During their annual migration, Ningaloo Reef hosts one of the highest densities of humpback whales in the world: it’s a must-visit for anyone serious about seeing some whales. The UNESCO-listed reef is the longest fringing reef in the world, and in places, is within 100 metres of the shimmering white shoreline – meaning lots of opportunities to enjoy the rich ecosystem it holds. Get up close and personal with the wildlife on a snorkelling expedition, with the humpacks and of course, the iconic Ningaloo whale sharks. More of a land-lubber? Make sure to stop in at Vlamingh Head Lighthouse, just outside of Exmouth, for a great vantage point over the cape.
After passing through Ningaloo, this huge pod – estimated at over 30,000 humpback whales – continue up to the Kimberley to give birth in the warm northern waters. Sheltered by the Buccaneer Archipelago and the Bonaparte Archipelago further north, it’s the perfect region to enjoy watching the whales and their new calves as they learn to swim and develop their blubber for the return journey. Camden Sound is also where you’ll find the Montgomery Reef – an inshore reef that is dramatically exposed with tidal changes of over eight metres, and home to six threatened species of marine turtles.

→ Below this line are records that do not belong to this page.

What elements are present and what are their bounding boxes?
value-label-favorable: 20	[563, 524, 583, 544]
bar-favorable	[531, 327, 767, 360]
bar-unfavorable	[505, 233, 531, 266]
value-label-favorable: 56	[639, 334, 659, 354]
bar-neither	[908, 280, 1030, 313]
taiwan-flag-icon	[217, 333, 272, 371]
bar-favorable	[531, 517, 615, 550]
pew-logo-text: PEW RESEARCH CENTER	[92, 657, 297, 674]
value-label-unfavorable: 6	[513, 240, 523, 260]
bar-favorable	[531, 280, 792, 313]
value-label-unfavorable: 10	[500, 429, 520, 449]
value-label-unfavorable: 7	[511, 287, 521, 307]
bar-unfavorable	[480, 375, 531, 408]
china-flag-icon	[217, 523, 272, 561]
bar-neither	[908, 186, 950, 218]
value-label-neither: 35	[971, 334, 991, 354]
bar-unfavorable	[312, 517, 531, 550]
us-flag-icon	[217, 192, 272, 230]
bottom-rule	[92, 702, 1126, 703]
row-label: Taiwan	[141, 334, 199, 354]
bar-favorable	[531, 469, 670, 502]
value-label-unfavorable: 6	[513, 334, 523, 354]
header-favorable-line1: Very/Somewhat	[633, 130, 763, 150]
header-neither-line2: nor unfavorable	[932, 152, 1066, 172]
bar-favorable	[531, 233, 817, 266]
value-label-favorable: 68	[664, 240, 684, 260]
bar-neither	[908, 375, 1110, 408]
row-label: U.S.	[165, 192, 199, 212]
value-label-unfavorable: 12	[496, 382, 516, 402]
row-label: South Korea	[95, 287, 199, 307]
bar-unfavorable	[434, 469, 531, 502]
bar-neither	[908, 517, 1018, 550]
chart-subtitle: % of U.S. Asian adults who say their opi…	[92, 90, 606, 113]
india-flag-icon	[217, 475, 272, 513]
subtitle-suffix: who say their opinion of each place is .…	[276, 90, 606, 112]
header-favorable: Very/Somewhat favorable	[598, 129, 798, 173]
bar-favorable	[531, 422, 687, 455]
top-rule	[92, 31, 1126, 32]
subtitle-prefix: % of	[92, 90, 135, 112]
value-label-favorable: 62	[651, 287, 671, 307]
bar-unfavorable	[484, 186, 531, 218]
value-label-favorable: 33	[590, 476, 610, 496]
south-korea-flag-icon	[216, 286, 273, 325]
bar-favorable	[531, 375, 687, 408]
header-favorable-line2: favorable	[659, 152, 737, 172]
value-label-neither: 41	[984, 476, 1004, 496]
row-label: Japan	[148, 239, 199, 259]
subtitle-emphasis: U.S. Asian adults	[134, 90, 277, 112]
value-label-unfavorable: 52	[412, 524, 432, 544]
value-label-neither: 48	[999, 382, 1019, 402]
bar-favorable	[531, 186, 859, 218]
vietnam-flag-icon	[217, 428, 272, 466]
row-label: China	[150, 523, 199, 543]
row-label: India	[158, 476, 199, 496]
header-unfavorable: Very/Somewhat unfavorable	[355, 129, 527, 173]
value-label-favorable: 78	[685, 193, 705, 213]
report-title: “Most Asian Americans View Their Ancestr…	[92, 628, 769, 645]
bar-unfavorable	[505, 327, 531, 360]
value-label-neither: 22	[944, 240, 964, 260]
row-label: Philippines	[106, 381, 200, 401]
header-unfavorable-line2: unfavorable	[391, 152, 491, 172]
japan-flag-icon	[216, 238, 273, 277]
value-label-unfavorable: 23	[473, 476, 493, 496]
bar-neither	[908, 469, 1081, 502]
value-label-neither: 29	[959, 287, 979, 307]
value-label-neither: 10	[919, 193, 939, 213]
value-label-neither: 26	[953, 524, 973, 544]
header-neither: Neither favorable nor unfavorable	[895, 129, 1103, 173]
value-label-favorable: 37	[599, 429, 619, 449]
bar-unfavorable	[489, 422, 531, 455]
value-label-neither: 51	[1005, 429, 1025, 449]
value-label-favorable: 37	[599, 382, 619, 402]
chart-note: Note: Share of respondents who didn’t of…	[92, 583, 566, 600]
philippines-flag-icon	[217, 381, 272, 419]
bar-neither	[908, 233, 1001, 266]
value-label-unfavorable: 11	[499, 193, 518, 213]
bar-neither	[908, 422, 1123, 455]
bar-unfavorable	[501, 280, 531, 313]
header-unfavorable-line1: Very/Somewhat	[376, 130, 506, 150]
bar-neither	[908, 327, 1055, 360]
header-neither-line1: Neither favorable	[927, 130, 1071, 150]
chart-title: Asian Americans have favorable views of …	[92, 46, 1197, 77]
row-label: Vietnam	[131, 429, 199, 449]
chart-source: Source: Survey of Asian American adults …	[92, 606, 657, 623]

Albany’s history with whaling is well-documented, with the Cheynes Beach Whaling Station still in operation until 1978. Thankfully, things have taken a turn and you can now spot humpbacks and southern right whales as they frolic in the King George Sound on their journey north from Antarctica. The southernmost tip of WA has one of the longest whale-watching seasons in the world, starting in June and running all the way until October.